It used to be that at the stroke of five o’clock, most employees were content to punch out, go home and not think of work again until the next morning. Employees’ private lives did not overlap with work and employers and employees were fine with that arrangement. The pervasiveness of mobile technology has changed all that.

More and more employees are using their personal mobile devices to carry their work home with them. They’re also carrying their personal lives (at least the parts that exist on their mobile devices) back into the workplace. This phenomenon even has its own catchy name: “BYOD,” or “Bring Your Own Device” (to work).

But is BYOD good for enterprise business? Do the benefits outweigh the risks? Here are some things to consider when deciding if a policy of “bring your own device” is right for your staff and your organization.

Employees are Already Bringing Their Devices to Work

Whether your enterprise is prepared for it or not, your employees are already bringing their own devices into the workplace. A recent survey conducted by HR software vendor, Software Advice, found that 77 percent of employees use their own devices, to some extent, for work related activities.

Enterprise use of cloud-based storage and business applications mean that business data and tools are also available to employees no matter where or on which devices they happen to access the corporate networks. Furthermore, the consumerization of powerful computing technologies like notebooks, smartphones, tablets and so on have made it convenient (and affordable) for employees to bring their work with them wherever they go.

The popularity of engaging in social media sites like Twitter and Facebook has migrated from the home into the office. One study from the UK found that as many as one third of all employees are accessing social media sites during the workday, causing the lines between business and personal use of technology to be blurred even further. As sales of mobile devices continue to rise, the trend of employees bringing those devices to work (partly to engage in social media and partly for business) is likely to rise right along with it.

Benefits to the Enterprise

There are some real benefits to the enterprise when its employees use their own devices at work. Perhaps chief among these is the potential for cost savings. If employees are willing (or encouraged) to use their own devices for their work, this can translate into less capital purchases of items like desktop and laptop computers for those employees. Even where the enterprise subsides the cost of purchasing personal devices, this is still a lot cheaper than buying new equipment for every employee.

Another compelling benefit of allowing your staff to user their own devices at work is increased employee productivity.

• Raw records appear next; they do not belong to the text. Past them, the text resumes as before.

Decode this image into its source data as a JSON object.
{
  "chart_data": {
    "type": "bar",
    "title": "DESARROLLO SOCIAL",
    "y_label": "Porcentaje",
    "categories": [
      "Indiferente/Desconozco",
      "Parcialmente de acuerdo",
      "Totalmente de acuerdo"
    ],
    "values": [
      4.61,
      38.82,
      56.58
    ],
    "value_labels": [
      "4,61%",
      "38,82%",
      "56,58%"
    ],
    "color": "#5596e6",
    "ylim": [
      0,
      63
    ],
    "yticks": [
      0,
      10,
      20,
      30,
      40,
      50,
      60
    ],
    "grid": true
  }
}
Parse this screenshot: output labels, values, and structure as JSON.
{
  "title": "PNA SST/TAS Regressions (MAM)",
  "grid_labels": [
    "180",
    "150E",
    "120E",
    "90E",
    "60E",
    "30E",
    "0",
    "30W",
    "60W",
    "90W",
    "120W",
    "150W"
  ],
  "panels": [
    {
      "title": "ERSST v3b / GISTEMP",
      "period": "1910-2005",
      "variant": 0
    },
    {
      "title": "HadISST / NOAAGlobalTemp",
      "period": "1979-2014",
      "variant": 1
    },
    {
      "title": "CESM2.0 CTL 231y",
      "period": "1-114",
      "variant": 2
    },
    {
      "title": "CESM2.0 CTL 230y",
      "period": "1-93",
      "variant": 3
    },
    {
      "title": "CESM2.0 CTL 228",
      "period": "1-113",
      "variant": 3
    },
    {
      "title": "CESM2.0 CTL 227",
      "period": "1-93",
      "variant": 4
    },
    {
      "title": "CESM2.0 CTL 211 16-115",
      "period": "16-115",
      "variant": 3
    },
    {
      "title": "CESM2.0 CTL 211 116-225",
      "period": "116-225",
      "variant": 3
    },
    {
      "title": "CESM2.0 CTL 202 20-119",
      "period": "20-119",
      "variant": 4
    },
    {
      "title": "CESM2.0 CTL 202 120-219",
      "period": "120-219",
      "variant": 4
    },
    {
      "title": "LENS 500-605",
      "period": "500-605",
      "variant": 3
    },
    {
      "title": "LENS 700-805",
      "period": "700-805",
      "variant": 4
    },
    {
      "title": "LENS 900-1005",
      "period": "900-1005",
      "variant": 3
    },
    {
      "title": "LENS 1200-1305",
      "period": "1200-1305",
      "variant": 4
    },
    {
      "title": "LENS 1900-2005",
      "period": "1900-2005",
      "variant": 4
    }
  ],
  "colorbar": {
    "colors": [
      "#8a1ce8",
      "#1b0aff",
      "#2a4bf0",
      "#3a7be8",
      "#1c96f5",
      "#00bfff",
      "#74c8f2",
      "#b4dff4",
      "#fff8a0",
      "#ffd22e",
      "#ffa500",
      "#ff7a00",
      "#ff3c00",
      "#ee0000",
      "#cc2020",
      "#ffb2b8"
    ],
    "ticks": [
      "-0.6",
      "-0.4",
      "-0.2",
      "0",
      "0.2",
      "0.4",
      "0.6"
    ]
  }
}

Employees are already comfortable with the functionality and operation of their own devices, so the learning curve that normally accompanies the introduction of new technologies is reduced. There’s also a large variety of enterprise-class productivity tools and apps available to employees. In some cases these mobile apps are far superior or more flexible than their corresponding corporate versions.

There is growing evidence to support the premise that employees are more productive when using their own devices at work. For example, CDW Government, a federal government IT vendor, surveyed over 400 federal employees and IT staff, and found that 89 percent “think that using mobile devices at work makes them more productive”, and 69 of respondents said this policy allows federal departments to “deliver better services to citizens.”

Risks to the Enterprise

Of course, when you introduce new technologies into the workplace, especially mobile devices, there are legitimate risks that go along with this policy.

With so much variety in both hardware and software on mobile devices, it is a big challenge for corporate IT departments to integrate all these permutations into the existing IT infrastructure. This introduces potential vulnerabilities like viruses and data theft that can be hard to adequately manage or control.

Without strict and clearly defined usage policies in place, there can be gray areas when it comes to the ownership of data as well. There may also be liability or access to data issues if an employee leaves the company — even more so if an employee is fired, for example.

Peter Gailey, a Personal Information Management coach with PIMCoach says there’s also a “very real opportunity loss scenario” that can arise when certain staff bring their own devices to work. “What happens when a salesperson, using a personal iPad for work has a sales call at HP, Dell, or Samsung,” muses Gailey. “You could easily lose a sale, or a client, without even knowing why,” Gailey says.

To BYOD or not to BYOD?

This is certainly a question that corporations are increasingly having to address. Mobile computing is definitely here to stay — at least until even more ubiquitous and pervasive computing technologies become available. Enterprise businesses need to weigh the benefits against the risks when it comes to deciding whether a “bring your own device” policy is appropriate and under what conditions it makes good business sense.